Background: The purpose of this study was to compare Epirubicin/ doxorubicin plus docetaxel and Epirubicin/ doxorubicin plus paclitaxel as first line treatment in women with advanced breast cancer.

Patients and methods: previously untreated patients with advanced breast cancer randomly assigned to recieve Epirubicin 75mg/m² and docetaxel 75 mg/m² (ED) 1-hour intravenous (IV) infusion every 21 days, Epirubicin 75 mg/m² and paclitaxel 175 mg/m² (EP) 3-hour IV infusion every 21 days, Intravenous bolus injections of doxorubicin 50 mg/m² and docetaxel 75 mg/m² (DD) administered as a 1-hour intravenous infusion every 21 days and doxorubicin 50 mg/m² and paclitaxel 175 mg/m² (DP) administered as a 1-hour intravenous infusion every 21 days. Previous anthracycline-based neo-adjuvant chemotherapy was allowed if completed ? 1 year before entering the study.

Results: Ten women patients were treated on arm ED &EP and median TTP was 10 versus 11 months, 50 women patients were trated on DD & DP cand median TTP was  8.5 versus 9 months respectively. Severe toxicity include grade 3-4 leukopenia (4% versus 2%), neutropenia (20% versus 22%) , anemia (38% versus 34%), thrombocytopenia (18% versus 24%), neurotoxicity (2% versus 6%) with DD and DP, respectively.

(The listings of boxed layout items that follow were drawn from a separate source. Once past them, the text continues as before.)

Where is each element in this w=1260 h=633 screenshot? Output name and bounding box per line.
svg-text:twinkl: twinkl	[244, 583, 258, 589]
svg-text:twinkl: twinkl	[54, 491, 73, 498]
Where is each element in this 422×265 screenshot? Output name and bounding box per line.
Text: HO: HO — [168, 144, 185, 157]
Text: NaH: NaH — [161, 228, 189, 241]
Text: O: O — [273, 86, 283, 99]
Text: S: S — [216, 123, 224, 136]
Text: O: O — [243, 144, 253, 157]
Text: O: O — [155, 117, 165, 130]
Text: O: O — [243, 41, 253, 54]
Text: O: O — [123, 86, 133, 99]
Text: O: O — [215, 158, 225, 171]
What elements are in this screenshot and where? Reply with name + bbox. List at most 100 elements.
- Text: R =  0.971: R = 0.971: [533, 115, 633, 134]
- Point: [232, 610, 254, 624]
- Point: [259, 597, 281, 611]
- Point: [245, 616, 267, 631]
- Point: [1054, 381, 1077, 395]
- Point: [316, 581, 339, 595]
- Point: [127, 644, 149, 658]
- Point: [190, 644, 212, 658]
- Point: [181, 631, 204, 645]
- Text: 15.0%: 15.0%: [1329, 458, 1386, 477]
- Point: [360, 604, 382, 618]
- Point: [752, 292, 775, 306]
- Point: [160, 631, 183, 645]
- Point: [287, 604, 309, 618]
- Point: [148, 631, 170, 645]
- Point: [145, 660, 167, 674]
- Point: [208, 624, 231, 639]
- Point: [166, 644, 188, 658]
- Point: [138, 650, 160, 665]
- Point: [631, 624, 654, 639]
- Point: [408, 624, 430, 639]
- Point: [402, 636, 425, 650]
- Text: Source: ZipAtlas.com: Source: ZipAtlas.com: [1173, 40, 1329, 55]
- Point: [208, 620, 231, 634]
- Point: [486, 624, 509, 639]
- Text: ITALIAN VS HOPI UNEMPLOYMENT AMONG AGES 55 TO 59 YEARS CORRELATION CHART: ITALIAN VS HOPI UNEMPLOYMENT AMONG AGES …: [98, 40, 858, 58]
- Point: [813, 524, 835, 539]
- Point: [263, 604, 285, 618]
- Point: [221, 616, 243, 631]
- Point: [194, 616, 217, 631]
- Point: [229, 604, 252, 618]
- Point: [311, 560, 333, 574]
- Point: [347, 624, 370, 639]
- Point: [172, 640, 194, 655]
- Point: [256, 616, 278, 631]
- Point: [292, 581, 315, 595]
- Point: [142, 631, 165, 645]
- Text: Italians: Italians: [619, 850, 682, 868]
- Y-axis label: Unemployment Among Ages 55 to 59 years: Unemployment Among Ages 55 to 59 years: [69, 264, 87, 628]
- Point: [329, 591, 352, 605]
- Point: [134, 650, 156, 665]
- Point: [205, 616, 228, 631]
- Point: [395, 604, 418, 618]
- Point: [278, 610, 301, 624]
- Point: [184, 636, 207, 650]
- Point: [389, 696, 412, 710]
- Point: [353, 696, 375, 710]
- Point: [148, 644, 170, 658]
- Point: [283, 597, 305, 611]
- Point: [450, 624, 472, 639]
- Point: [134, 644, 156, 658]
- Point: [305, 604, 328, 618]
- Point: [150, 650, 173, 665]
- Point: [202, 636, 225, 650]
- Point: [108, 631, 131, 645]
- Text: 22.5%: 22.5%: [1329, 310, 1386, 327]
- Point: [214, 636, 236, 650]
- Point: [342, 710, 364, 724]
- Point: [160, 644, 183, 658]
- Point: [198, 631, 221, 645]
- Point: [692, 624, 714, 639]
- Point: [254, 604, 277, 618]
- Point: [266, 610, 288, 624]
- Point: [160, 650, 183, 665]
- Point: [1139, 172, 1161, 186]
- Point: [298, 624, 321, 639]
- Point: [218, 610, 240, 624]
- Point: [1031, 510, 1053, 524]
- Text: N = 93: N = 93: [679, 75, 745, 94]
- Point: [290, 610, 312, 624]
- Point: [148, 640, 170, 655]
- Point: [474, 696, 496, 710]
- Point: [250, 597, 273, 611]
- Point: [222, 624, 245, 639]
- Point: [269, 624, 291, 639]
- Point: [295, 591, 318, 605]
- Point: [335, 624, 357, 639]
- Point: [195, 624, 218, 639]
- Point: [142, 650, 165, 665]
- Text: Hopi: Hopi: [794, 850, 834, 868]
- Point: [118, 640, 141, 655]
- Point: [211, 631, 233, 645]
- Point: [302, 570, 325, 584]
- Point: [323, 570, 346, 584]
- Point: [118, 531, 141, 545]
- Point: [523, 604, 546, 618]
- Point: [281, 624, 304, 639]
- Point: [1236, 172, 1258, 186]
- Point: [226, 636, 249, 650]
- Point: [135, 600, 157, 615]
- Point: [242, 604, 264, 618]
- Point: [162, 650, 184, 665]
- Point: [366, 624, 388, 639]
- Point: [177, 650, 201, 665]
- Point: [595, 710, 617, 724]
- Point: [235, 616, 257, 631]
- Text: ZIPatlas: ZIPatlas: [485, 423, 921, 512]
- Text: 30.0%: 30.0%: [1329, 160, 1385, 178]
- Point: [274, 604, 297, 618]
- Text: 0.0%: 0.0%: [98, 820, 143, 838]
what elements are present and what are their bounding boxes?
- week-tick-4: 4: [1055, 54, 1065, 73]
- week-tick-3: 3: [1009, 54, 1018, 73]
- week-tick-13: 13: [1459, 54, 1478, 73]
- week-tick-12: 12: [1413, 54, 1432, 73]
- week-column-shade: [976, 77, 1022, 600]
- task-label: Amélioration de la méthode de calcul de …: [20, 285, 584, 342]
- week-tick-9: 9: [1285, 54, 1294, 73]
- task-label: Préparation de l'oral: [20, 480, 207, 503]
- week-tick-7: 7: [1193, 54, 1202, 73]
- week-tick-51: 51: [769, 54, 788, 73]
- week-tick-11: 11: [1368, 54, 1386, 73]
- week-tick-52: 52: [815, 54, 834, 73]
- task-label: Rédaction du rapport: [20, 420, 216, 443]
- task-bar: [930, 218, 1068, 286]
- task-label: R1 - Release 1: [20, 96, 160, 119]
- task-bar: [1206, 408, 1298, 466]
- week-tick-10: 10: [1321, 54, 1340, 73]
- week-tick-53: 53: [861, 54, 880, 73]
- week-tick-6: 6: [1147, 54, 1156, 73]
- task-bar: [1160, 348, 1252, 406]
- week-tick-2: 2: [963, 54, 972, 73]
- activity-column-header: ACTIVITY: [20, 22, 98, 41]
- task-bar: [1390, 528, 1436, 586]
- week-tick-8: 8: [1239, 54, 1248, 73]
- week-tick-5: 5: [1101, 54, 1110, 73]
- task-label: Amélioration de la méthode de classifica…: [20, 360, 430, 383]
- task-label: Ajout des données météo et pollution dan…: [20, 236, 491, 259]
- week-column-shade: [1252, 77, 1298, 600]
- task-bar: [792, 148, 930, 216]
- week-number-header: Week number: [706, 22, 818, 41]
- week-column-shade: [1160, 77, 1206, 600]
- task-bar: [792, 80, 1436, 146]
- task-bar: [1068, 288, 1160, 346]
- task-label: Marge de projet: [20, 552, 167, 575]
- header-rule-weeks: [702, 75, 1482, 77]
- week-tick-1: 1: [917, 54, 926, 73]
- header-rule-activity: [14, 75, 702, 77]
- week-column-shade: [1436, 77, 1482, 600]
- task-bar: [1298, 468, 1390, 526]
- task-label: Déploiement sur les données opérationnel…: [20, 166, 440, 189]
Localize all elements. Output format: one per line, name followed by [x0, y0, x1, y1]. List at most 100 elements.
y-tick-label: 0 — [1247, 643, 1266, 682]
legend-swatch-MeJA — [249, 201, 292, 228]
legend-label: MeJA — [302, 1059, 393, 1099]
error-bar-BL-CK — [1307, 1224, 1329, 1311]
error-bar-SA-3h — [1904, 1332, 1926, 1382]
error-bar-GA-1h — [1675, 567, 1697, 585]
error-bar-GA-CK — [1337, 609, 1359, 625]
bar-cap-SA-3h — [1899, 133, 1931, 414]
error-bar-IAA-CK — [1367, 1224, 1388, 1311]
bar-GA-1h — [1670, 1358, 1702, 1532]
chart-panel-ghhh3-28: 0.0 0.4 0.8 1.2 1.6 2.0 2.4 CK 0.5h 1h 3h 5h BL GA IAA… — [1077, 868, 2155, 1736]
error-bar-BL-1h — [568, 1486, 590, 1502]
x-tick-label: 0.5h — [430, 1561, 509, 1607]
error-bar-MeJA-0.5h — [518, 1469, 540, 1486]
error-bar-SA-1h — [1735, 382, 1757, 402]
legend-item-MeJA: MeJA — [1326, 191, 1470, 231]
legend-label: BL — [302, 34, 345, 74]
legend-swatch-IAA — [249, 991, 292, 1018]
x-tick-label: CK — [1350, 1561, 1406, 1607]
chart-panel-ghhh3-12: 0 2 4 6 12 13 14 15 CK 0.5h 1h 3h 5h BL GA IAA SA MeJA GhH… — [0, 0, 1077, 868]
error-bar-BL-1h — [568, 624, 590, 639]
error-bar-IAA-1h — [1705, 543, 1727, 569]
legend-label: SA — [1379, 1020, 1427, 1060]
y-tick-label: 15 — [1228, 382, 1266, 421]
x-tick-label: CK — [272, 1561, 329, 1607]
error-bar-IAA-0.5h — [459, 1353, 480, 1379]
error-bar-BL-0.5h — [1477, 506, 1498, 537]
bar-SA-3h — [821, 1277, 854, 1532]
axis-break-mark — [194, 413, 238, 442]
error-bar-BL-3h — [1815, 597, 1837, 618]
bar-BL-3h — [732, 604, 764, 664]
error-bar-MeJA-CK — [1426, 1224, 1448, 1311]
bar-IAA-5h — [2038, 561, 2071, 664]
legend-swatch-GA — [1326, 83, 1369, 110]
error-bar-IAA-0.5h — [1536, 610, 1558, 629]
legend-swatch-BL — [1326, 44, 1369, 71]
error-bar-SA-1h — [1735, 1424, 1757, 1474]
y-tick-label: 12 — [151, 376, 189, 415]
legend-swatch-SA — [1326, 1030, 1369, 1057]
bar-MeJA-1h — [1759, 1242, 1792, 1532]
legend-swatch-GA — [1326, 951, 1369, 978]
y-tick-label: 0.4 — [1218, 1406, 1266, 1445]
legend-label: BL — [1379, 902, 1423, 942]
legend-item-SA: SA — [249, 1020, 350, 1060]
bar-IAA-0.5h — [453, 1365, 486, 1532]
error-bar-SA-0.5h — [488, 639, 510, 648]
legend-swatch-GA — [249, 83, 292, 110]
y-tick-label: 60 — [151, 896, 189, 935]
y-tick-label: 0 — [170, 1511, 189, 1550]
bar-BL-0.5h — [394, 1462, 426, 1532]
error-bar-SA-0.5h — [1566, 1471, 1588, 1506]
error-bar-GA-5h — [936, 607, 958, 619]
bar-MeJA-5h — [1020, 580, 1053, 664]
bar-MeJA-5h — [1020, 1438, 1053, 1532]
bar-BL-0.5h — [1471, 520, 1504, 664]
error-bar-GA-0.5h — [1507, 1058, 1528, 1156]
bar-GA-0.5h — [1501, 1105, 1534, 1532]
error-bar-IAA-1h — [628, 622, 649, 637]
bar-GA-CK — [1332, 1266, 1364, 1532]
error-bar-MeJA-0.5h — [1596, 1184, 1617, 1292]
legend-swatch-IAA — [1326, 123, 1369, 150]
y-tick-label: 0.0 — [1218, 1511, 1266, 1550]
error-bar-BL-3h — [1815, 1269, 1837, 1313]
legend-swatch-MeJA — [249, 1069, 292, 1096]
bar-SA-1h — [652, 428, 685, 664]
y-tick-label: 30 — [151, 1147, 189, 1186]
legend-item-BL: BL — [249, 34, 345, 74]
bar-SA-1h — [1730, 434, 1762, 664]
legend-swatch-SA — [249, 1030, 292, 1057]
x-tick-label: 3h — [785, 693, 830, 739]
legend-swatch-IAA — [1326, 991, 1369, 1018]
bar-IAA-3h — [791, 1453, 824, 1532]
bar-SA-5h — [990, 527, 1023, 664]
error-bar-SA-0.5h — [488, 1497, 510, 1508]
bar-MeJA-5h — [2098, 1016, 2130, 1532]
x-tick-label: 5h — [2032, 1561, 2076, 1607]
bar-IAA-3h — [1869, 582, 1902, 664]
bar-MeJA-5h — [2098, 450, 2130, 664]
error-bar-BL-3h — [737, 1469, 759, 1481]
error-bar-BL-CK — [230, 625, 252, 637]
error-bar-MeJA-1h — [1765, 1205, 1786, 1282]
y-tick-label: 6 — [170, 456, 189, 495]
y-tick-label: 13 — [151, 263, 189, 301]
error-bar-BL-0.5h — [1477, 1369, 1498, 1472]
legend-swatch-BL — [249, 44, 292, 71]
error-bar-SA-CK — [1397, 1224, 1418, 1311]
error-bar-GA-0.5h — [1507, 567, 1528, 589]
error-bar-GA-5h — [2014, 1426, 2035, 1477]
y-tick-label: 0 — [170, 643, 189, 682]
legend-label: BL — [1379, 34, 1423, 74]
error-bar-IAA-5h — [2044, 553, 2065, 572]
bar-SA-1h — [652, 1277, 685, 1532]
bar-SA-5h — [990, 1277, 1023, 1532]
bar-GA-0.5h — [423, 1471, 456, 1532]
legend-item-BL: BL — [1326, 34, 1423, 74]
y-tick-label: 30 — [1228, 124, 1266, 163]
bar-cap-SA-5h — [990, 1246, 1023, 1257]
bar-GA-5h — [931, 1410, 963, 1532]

Conclusion: The DD and DP regimens have similar efficacy but different toxicity. Either regimen can be used as front- line treatment of ABC. But in case of ED and EP regimen was difficult to compare the result due to very small sample size.

Keywords: Epirubicin, doxorubicin, docetaxel, paclitaxel, advanced breast cancer, chemotherapy, neurotoxicity.